Jalandhar, November 9
A day after the district administration patted its back on achieving 60 per cent dip in stubble burning compared to last year, the district AQI has seen a massive rise today, adversely affecting people’s health.
A lot depends on weather conditions. With only five and seven farm fires reported in last two days, the worsening of AQI can be attributed to other factors too. Jaspreet Singh, DC
The air quality index (AQI) of the city reached ‘very poor’ category with the index at 383. At 8pm, the AQI dropped to 334, still in ‘very poor’ category. Coupled with farm fires and an ominous smog, this translates to a severe health emergency for the people of the region.
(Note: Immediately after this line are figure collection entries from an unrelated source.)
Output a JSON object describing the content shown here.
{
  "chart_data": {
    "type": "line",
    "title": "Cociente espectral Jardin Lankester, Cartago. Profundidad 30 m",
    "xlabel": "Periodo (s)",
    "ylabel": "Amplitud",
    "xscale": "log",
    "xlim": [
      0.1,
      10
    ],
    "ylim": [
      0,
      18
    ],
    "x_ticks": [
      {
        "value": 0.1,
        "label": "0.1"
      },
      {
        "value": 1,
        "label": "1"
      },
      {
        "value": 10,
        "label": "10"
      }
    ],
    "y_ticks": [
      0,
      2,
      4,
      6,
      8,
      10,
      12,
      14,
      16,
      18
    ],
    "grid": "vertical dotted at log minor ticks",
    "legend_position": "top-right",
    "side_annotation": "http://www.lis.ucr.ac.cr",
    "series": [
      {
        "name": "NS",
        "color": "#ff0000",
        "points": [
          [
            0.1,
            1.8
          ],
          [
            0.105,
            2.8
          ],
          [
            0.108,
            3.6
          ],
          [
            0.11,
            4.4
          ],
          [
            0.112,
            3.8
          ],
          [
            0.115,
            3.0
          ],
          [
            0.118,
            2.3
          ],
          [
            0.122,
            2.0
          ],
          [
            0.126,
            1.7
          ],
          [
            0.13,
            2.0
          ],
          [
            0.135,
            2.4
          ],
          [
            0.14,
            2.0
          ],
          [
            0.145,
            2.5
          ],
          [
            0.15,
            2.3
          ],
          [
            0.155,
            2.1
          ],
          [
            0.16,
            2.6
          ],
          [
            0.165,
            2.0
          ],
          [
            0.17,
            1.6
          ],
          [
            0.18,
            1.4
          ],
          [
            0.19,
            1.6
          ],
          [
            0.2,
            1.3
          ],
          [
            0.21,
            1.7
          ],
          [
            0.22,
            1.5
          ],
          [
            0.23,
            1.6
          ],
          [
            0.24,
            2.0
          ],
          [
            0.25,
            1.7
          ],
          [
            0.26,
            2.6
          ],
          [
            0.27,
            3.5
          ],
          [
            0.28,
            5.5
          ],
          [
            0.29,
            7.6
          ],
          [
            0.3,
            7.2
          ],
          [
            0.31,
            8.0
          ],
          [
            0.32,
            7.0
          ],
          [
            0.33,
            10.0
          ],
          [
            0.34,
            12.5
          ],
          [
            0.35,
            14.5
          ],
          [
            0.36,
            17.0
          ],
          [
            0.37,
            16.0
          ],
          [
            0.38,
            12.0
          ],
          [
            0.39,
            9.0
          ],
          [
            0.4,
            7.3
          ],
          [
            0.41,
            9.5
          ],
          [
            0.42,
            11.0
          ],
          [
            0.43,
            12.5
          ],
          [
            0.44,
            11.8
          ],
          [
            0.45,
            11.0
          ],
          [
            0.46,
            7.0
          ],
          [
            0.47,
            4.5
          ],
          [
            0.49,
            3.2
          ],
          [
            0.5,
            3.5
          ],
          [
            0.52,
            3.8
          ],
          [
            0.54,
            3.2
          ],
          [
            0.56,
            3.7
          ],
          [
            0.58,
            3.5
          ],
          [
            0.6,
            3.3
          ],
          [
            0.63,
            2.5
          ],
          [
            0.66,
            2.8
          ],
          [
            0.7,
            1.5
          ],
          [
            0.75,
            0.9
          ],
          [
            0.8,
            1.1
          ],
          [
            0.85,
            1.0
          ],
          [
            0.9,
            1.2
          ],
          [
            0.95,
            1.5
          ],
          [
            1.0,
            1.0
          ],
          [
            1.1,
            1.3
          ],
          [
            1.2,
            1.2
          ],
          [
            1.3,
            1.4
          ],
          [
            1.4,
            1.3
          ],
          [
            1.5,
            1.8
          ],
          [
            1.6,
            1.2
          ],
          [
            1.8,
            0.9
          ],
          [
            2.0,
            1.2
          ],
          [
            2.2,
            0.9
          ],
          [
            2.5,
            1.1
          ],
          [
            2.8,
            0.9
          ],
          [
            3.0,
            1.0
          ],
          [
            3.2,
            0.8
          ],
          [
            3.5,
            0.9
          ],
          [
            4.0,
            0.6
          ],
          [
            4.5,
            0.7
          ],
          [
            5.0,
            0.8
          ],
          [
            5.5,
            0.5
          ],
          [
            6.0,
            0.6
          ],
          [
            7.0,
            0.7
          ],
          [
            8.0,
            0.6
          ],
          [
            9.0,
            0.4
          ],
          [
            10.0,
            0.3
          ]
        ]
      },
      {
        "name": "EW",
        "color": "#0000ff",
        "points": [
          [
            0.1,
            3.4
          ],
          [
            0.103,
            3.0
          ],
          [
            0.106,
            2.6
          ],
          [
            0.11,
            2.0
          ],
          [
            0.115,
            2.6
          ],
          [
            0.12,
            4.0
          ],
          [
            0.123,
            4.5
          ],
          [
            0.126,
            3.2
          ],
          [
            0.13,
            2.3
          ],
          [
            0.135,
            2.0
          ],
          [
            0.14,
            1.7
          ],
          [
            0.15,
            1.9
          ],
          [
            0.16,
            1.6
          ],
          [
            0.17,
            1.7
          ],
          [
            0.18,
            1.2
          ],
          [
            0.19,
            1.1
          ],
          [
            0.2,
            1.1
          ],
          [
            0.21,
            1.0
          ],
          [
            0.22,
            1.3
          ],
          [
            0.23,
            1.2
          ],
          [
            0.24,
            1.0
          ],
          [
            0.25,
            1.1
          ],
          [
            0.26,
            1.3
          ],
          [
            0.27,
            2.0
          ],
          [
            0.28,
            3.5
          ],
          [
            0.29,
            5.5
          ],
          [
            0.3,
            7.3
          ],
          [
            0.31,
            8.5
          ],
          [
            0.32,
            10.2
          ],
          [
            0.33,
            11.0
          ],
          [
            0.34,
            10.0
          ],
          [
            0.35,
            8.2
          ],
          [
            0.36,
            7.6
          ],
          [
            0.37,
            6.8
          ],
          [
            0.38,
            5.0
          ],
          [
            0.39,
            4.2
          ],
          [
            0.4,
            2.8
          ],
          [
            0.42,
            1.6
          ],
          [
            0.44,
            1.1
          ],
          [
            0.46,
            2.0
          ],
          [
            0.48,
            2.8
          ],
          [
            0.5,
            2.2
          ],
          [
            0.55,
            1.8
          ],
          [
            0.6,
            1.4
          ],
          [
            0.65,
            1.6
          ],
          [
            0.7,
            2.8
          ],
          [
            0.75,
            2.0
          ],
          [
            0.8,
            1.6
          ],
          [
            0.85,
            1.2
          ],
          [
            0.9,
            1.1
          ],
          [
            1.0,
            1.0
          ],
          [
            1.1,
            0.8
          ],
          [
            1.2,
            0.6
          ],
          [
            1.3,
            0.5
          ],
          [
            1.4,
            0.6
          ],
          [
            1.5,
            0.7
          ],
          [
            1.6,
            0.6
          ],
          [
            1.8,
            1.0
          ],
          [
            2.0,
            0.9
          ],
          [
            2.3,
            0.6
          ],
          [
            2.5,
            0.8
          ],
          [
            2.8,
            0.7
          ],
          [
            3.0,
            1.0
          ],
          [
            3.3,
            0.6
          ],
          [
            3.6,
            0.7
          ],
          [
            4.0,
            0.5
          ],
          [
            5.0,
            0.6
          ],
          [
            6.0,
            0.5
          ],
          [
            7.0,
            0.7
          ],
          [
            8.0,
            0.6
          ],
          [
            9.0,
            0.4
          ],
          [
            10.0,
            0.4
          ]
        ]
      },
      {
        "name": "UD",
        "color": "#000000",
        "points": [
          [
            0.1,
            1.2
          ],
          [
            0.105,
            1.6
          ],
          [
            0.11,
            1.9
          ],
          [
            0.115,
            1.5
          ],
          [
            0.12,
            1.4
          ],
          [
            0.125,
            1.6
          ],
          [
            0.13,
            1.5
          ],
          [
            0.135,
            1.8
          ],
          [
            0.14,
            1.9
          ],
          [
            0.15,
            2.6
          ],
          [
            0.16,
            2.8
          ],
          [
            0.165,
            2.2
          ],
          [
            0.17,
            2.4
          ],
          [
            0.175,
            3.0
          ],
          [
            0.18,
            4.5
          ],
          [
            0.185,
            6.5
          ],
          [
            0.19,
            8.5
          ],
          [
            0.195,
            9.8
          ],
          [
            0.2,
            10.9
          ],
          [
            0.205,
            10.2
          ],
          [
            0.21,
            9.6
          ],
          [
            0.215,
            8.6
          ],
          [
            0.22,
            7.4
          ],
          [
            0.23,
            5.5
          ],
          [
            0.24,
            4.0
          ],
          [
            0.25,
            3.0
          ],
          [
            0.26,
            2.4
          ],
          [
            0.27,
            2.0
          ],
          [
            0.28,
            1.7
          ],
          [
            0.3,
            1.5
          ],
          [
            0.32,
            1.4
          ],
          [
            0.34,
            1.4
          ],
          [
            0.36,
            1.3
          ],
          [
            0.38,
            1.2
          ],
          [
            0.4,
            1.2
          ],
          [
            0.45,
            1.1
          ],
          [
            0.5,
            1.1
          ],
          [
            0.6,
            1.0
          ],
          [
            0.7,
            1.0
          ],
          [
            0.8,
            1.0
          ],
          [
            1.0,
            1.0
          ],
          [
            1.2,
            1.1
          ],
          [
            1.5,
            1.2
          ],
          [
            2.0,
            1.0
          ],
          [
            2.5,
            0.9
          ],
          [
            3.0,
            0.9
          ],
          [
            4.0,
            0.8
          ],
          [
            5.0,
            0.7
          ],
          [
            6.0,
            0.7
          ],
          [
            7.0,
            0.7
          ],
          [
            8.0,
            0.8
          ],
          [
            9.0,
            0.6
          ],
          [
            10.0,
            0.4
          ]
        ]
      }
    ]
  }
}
This is the poorest the city’s air has been this season. Even on Diwali Day, the AQI in Jalandhar was 225. There were days when maximum AQI was recorded at 325 or 316 in evening hours.
With 1,134 stubble burning cases were reported in the district until today, the district also recently crossed the 1,000 mark in stubble burning.
While farm fires are termed the chief culprit for the fiasco, the PPCB offcials however pointed out the lack of adequate baling machines, as the key reson farmers were unable to manage paddy stubble.
While the city has remained enveloped in a thick smog for more than a week, despite a marginal dip in the number of farm fires in past three-four days, there is no respite from persistent pollution - which is taking a heavy toll on those suffering from respiratory problems. Nearly 50 per cent rise has already been registered in cases of respiratory illness and asthma. In pockets, residents also complain of distinct burning sensation caused by air and repeated cough and irritation in throats.
There are six categories of AQI, namely ‘Good’ (0-50), ‘Satisfactory’ (50-100), ‘Moderately polluted’ (100-200), ‘Poor’ (200-300), ‘Very Poor’ (300-400), and ‘Severe’ (400-500).
As many as 1,134 farm fires have been reported in Jalandhar to date. A total of 119 farm fires were reported on November 2, the highest this season. Before this, 102 farm fires had been reported on October 31; 101 on Diwali and 99 on October 29.
Officials said since farmers are now being paid for paddy stubble bales, there would be a drop in farm fires. The lack of adequate machines (superseeders and rotavators) for binding stubble into bales is the key reason why farmers are forced to burn paddy stubble.
However, since November 3 onwards there has been a decline in farm fires. Stubble burning reported on November 3 were 59, on November 4 (23), November 5 (33), November 6 (5), November 7 (41), November 8 (7) and November 9 (11).
As many as 86 people have been challaned for farm fires and fine worth Rs 2,15,000 had been imposed on violators.
Senior Environmental Engineer, Sandeep Bahl, PPCB, Jalandhar, said, “With Rs 150 to 200 now being paid for paddy bales, no farmers would like to burn stubble. However, they are forced to so due to inadequate machines. There is a dearth of rotavators and superseeders. Hence, they resort to residue burning. The weather conditions are also hugely responsible as dust, vehicular and industrial pollution aggravate the situtation. With rains expected, the conditions are expected to be better soon.”
DC Jaspreet Singh said, “A lot depends on weather conditions. With only five and seven farm fires reported in last two days, the worsening of AQI can be attributed to other factors too. In the past few days stubble burning saw a decrease. We also plan get a survey done to study the cumulative effects of vehicular and stubble pollution.”